A terceira dimensão em análise neste trabalho pretende perceber o
posicionamento específico dos partidos políticos em relação à moeda única. A
questão da permanência na UEM tem ganho saliência política nos últimos anos. Em
geral, em Portugal parece existir (ainda) a ideia de que a saída da moeda única
é indesejável. Todavia, existem diferenças importantes entre os partidos
políticos que vale a pena salientar.

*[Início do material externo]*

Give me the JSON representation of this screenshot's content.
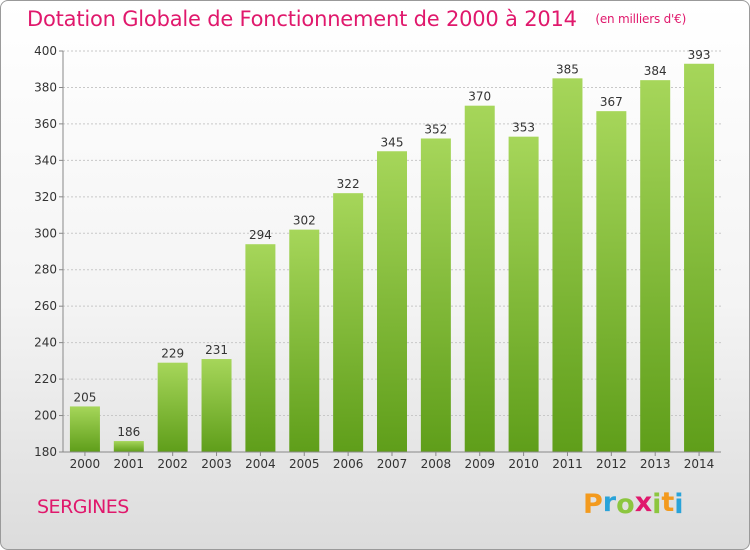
{
  "title": "Dotation Globale de Fonctionnement de 2000 à 2014",
  "subtitle": "(en milliers d'€)",
  "commune": "SERGINES",
  "logo": {
    "letters": [
      "P",
      "r",
      "o",
      "x",
      "i",
      "t",
      "i"
    ],
    "colors": [
      "#f39a1e",
      "#29a3d9",
      "#8cc63f",
      "#e0186c",
      "#8cc63f",
      "#f39a1e",
      "#29a3d9"
    ]
  },
  "colors": {
    "title": "#e0186c",
    "bar_light": "#a6d65a",
    "bar_dark": "#5f9e1a",
    "axis": "#888888",
    "grid": "#c8c8c8"
  },
  "chart_data": {
    "type": "bar",
    "categories": [
      "2000",
      "2001",
      "2002",
      "2003",
      "2004",
      "2005",
      "2006",
      "2007",
      "2008",
      "2009",
      "2010",
      "2011",
      "2012",
      "2013",
      "2014"
    ],
    "values": [
      205,
      186,
      229,
      231,
      294,
      302,
      322,
      345,
      352,
      370,
      353,
      385,
      367,
      384,
      393
    ],
    "ylim": [
      180,
      400
    ],
    "yticks": [
      180,
      200,
      220,
      240,
      260,
      280,
      300,
      320,
      340,
      360,
      380,
      400
    ],
    "grid": true,
    "data_labels": true
  }
}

No seu manifesto, a Aliança Portugal
defende que «Portugal deve optar, conscientemente, por uma moeda única que
sirva os seus interesses e permita que a economia cresça de forma sustentada»
48
.
Na opinião dos partidos do governo isto implica «a reforma institucional da
União Económica e Monetária [...] no sentido de reforçar a integração, com
responsabilidade e solidariedade, com partilha de poderes e mecanismos de
garantia»
49
. Por seu turno, o PS afirma claramente, na declaração «Novo Rumo Portugal» que
«a opção não está entre ficar ou sair do Euro. Para nós a opção está na
urgência de mudar a zona Euro e de a completar com a governação política,
económica e social»
50
. Note-se, pois, que os três partidos que têm partilhado funções governativas
em Portugal desde a democratização estão de acordo não só quanto à opção
fundamental de permanência no euro mas também quanto à necessidade de
existência de reformas institucionais para corrigir os desequilíbrios da UEM.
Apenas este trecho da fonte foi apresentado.